01/03/09 — CAMBRIDGE SPRINGS — As the dozens of area families squeezed in a few more precious moments together Friday morning at the Pennsylvania National Guard readiness center and field maintenance shop in Cambridge Springs, Maj. Timothy J. Foor Sr. coordinated their departure to make certain the group arrived at Fort Indiantown Gap “ready to roll.”
After four months of intensive training, “ready” was the buzz word that all seemed to agree would ensure the success of their mission and a safe late-summer return trip home.
“We’ve been well-trained,” said Foor, battalion executive officer. “Our mission is to help the Iraqi government during its transition, to help train its military and to support any operations that will neutralize insurgent activity.”
Foor said the hundreds of area men and women will soon be replacing troops who have been involved in an existing operation and those replaced troops will soon be heading home. In all, he said the 56th Brigade is comprised of 4,000 men and women, many of whom have trained day-in and day-out for the past four months.
Following their brief but much-appreciated holiday break, the 160 men and women are returning to Fort Indiantown Gap. After training there, the group will move to Fort Dix, N.J., to complete their final state-side training before the 1st Battalion, 112th Infantry, 56th Stryker Division reaches its final destination in February: Iraq.

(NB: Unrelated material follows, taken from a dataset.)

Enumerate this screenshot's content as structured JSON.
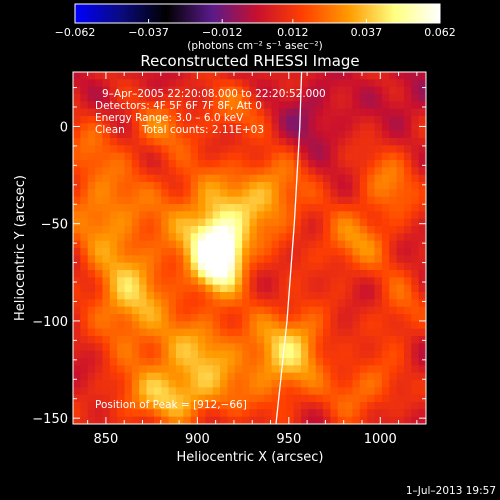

“We have to be regimented,” Foor said. “We will check and recheck our equipment daily, and throughout the rigorous training and repetition, our minds and bodies must work together; we shouldn’t have to think, just react.”
Capt. Steve Huckaby, officer in charge of the Readiness Center in Cambridge Springs, agreed that preparedness was essential, but added that flexibility was also a crucial factor. All have undergone a wide range of training scenarios, he said, and because of that intensive preparation, he felt secure that despite the plans being in a constant state of flux, things would go well.
Families who gathered at the Cambridge Springs facility also were confident.
“My biggest fear is that I will be bored,” said Sgt. Samuel Moses, who works in communications. “I recognize that there will be danger — there always is that element when you are at war in a foreign country — but our role is more to watch over the Iraqi troops who will be taking a more active role.”
While Moses has been deployed in the past to Panama in 1989, Iraq in 1990, and Liberia in 1991, this time around things are quite different. His departure this time will leave behind his wife, Tammy, and two children, Tayler, 12, and Anthony, 8.
But unlike many other wives, Tammy is a 12-year Navy veteran herself, which is both a blessing and a curse. He said she is strong woman and “will be alright,” but, at the same time, she “knows all too well the dangers.”
As the troops left Cambridge Springs, Tammy said now all they could do was pray for their safe return and wait. She chose a non-traditional way of keeping track of the time.
“Twenty pay days; we’ve got it down-pat,” she said. “It’ll pass before we know it.”
It may be an unorthodox way to approach and cope with the separation, but for right now it seems to be the family’s best solution. While Moses is in Iraq tracking communications, she said her husband would miss his daughter officially becoming a teenager. And while he promised her a shopping trip, judging by the way she hung tightly onto her father’s arm, a trip to the mall to fill her closets would be a poor substitute for the 12-year-old.
While Moses and other members of the Stryker Brigade continue their training, neither Foor nor Huckaby would comment on how the recent Israeli assault on the Gaza strip may affect their mission.
“Our mission was handed down a long time ago,” Huckaby said, “but as of right now, only our in-country location (city) may change.”